I want to write this blog so I can look back on this crazy time in my life, and in the future understand it. Even looking at this first line makes me think that there is always more under surface than appears. When has my life not been crazy? That’s not a bad thing. I wouldn’t trade the choices and forks in the road I’ve chosen for something else. It is what it is, and here is where I stand, some regrets, but mostly intact.
At this point in my life I am a professional artist. It's hard to categorize what I do. Primarily, I am a spoke word artist, that's where I got my start like so many others, reading poems in a coffee shop. I've always been more ambitious than that so I started looking for any place that had a mic outside of Jacksonville. Luckly for me I stumbled into the slam scene and made a name for myself. I'm proud of my accomplishments in the field. Since that time I've stopped slamming, although, I day dream about returning. There is something intoxicating about performing, and the competition of the poetry slam that calls out to me. Since then I have tried to take the artform into different areas. The first has been my collaboration with a filmmaker name Dan. We have filmed two of my poems and turned them into movie shorts. This collabo, really got me thinking about how to expand the work. After the first movie was completed, I started working on a one man show, Essential Personnel, that has since traveled to many different theatres and recieved great reviews all over. One of the Theatres that brought the show in The Theatre Project, commissioned me to write a new piece for them. I also was commissioned by the Baltimore School of the Arts to write a play for their senior ensemble.
I think one day I'll look back at these commissions as the catalyst to launching my career.
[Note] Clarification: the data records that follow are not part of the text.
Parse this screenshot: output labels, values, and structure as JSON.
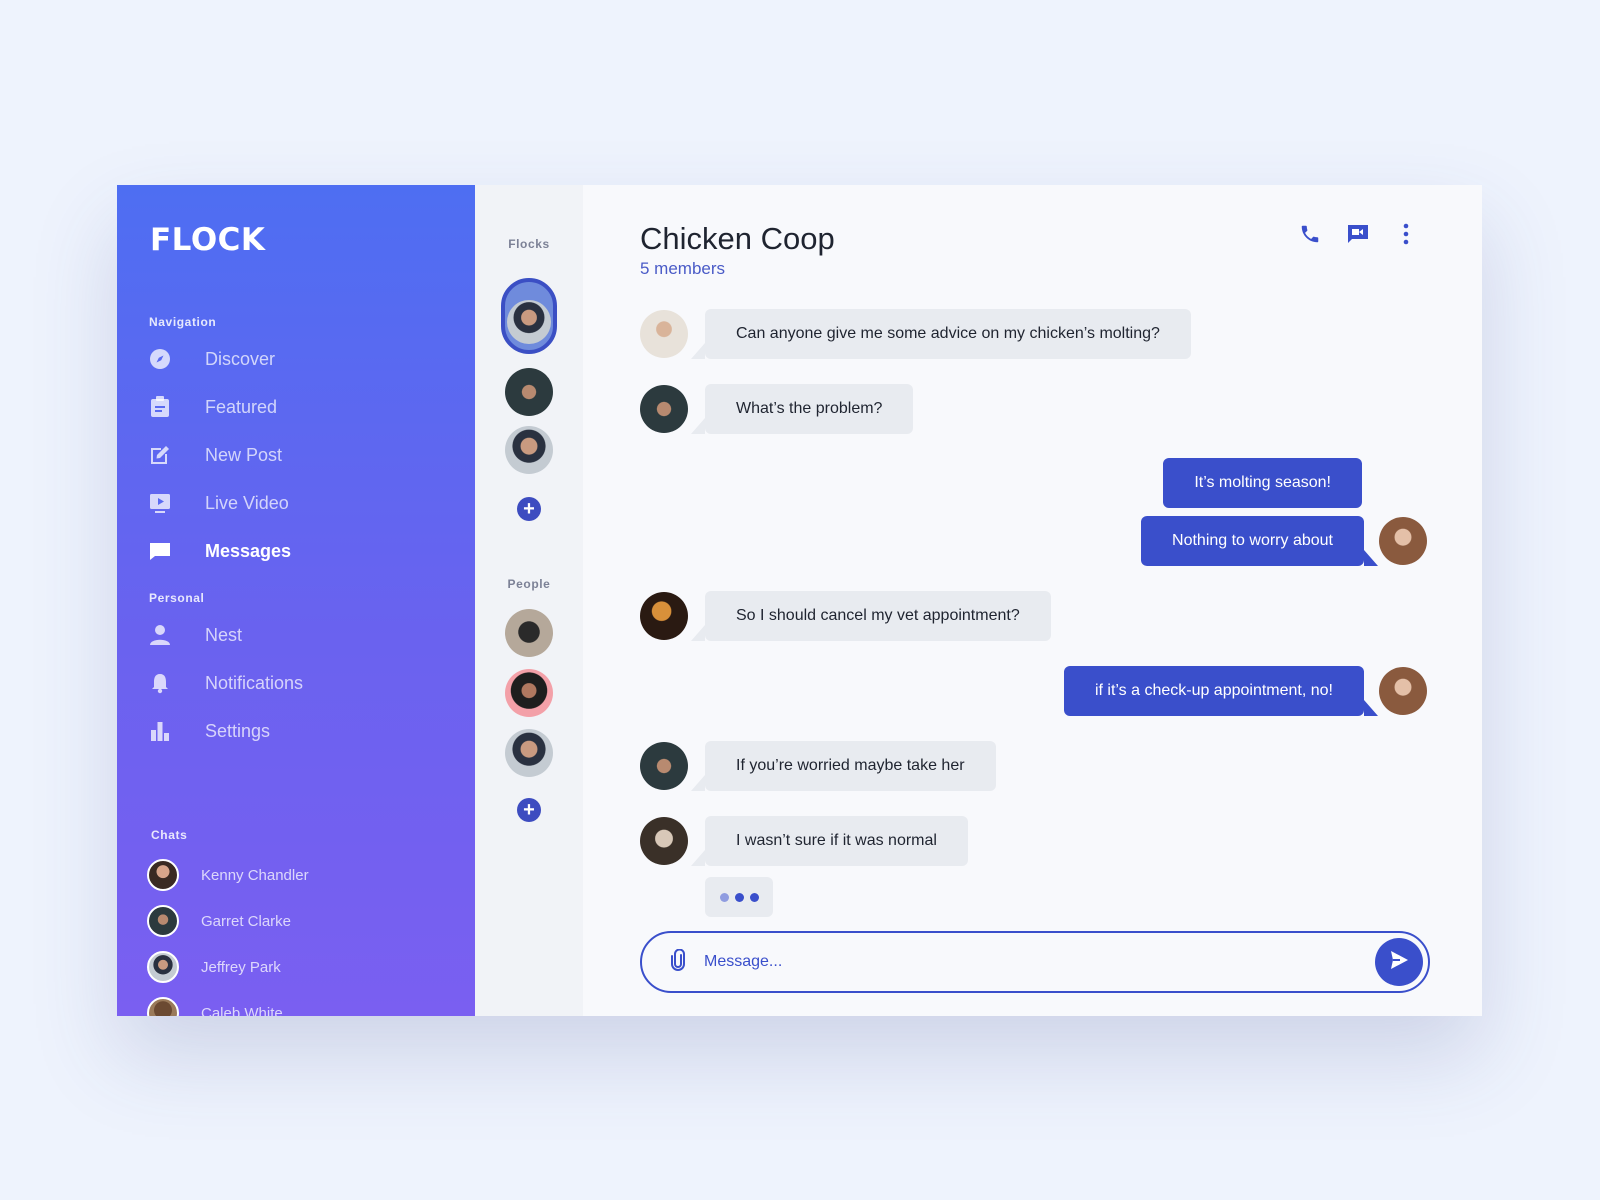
{
  "brand": "FLOCK",
  "sidebar": {
    "navigation_label": "Navigation",
    "nav_items": [
      {
        "label": "Discover",
        "icon": "compass-icon"
      },
      {
        "label": "Featured",
        "icon": "clipboard-icon"
      },
      {
        "label": "New Post",
        "icon": "edit-icon"
      },
      {
        "label": "Live Video",
        "icon": "video-play-icon"
      },
      {
        "label": "Messages",
        "icon": "message-icon",
        "active": true
      }
    ],
    "personal_label": "Personal",
    "personal_items": [
      {
        "label": "Nest",
        "icon": "person-icon"
      },
      {
        "label": "Notifications",
        "icon": "bell-icon"
      },
      {
        "label": "Settings",
        "icon": "bar-chart-icon"
      }
    ],
    "chats_label": "Chats",
    "chats": [
      {
        "name": "Kenny Chandler"
      },
      {
        "name": "Garret Clarke"
      },
      {
        "name": "Jeffrey Park"
      },
      {
        "name": "Caleb White"
      }
    ]
  },
  "middle": {
    "flocks_label": "Flocks",
    "people_label": "People"
  },
  "conversation": {
    "title": "Chicken Coop",
    "members": "5 members",
    "messages": [
      {
        "text": "Can anyone give me some advice on my chicken’s molting?",
        "direction": "in"
      },
      {
        "text": "What’s the problem?",
        "direction": "in"
      },
      {
        "text": "It’s molting season!",
        "direction": "out"
      },
      {
        "text": "Nothing to worry about",
        "direction": "out"
      },
      {
        "text": "So I should cancel my vet appointment?",
        "direction": "in"
      },
      {
        "text": "if it’s a check-up appointment, no!",
        "direction": "out"
      },
      {
        "text": "If you’re worried maybe take her",
        "direction": "in"
      },
      {
        "text": "I wasn’t sure if it was normal",
        "direction": "in"
      }
    ],
    "composer_placeholder": "Message..."
  },
  "colors": {
    "accent": "#3a4fcb",
    "sidebar_top": "#4e6ef2",
    "sidebar_bottom": "#7a5ff1",
    "bubble_in": "#e8ebf0",
    "page_bg": "#eef3fd"
  }
}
The work that was created has a buzz that I think will help propel me into bigger things. The first commission was "Griot: He Who Speaks the Sweet Word" Griot is a collaboration with two other poet/playwrights, Larry and David. They are great guys at the begining of their careers. Each brought something else to the project. For the most part I wrote the play. Larry and David gave great creative input along with a good friend Holly and my long time director Barbara. My music man, the incredible Zane 3 created a beautiful sound track that moves the play forward. "Griot" Deals with the tradition of storytelling in it's many incarnations from poetry to songs, to drama. The play has gone over like gangbusters.
The second commission is entitle "Chalk". "Chalk" is what I call a Poetical. A Poetical works just like a musical, but instead of the characters breaking out into song, the characters perform slam poetry. The BSA commision went really well. The new genre I'd created worked. (Ok so really I didn't create it, maybe I just named it, but reguardless, it worked) Since then, the Ophelia Project and picked it up and will be using it, as a teaching tool. We are talking about creating a "Chalk Day where schools all across the country will perform the play on the same day, and we use this to talk about the central issue in the play Relational Aggression. The play in it's roughest form is about girl aggression and how girls can be nasty with each other, and how it effects their future.
So all three plays are working for me right now, and I am always looking to work the poetry circuit. But I look back on it all, and honestly, I don't have much to show for it right now. For the last two years, I've been living gig to gig, which is worse then paycheck to paycheck, because gigs can be months apart. My family, and I will not talk about the specifics of my family on this blog, but I do have a family and several children. My family suffers the most.
Sometimes I want to stop writing and performing altogether and just work a regular job somewhere, but i've tried, and I can't cut the mustard anymore. I feel like I'm dieing working for someone else. Meanwhile, I'm not making enough money on my own to support my family and that weights heavily on me. So I guess this is what this blog is all about. Hopefully I'll obtain success, whatever that is, in the future and be able to look back at the road I took according to this Blog. I plan to chronical the ups and downs of being an artist struggling to juggle the family life, and at the same time maintain a certain amount of dignity. So fasten your seatbelt, get comfortable, and feel free to write me and tell me to stop whining when needed.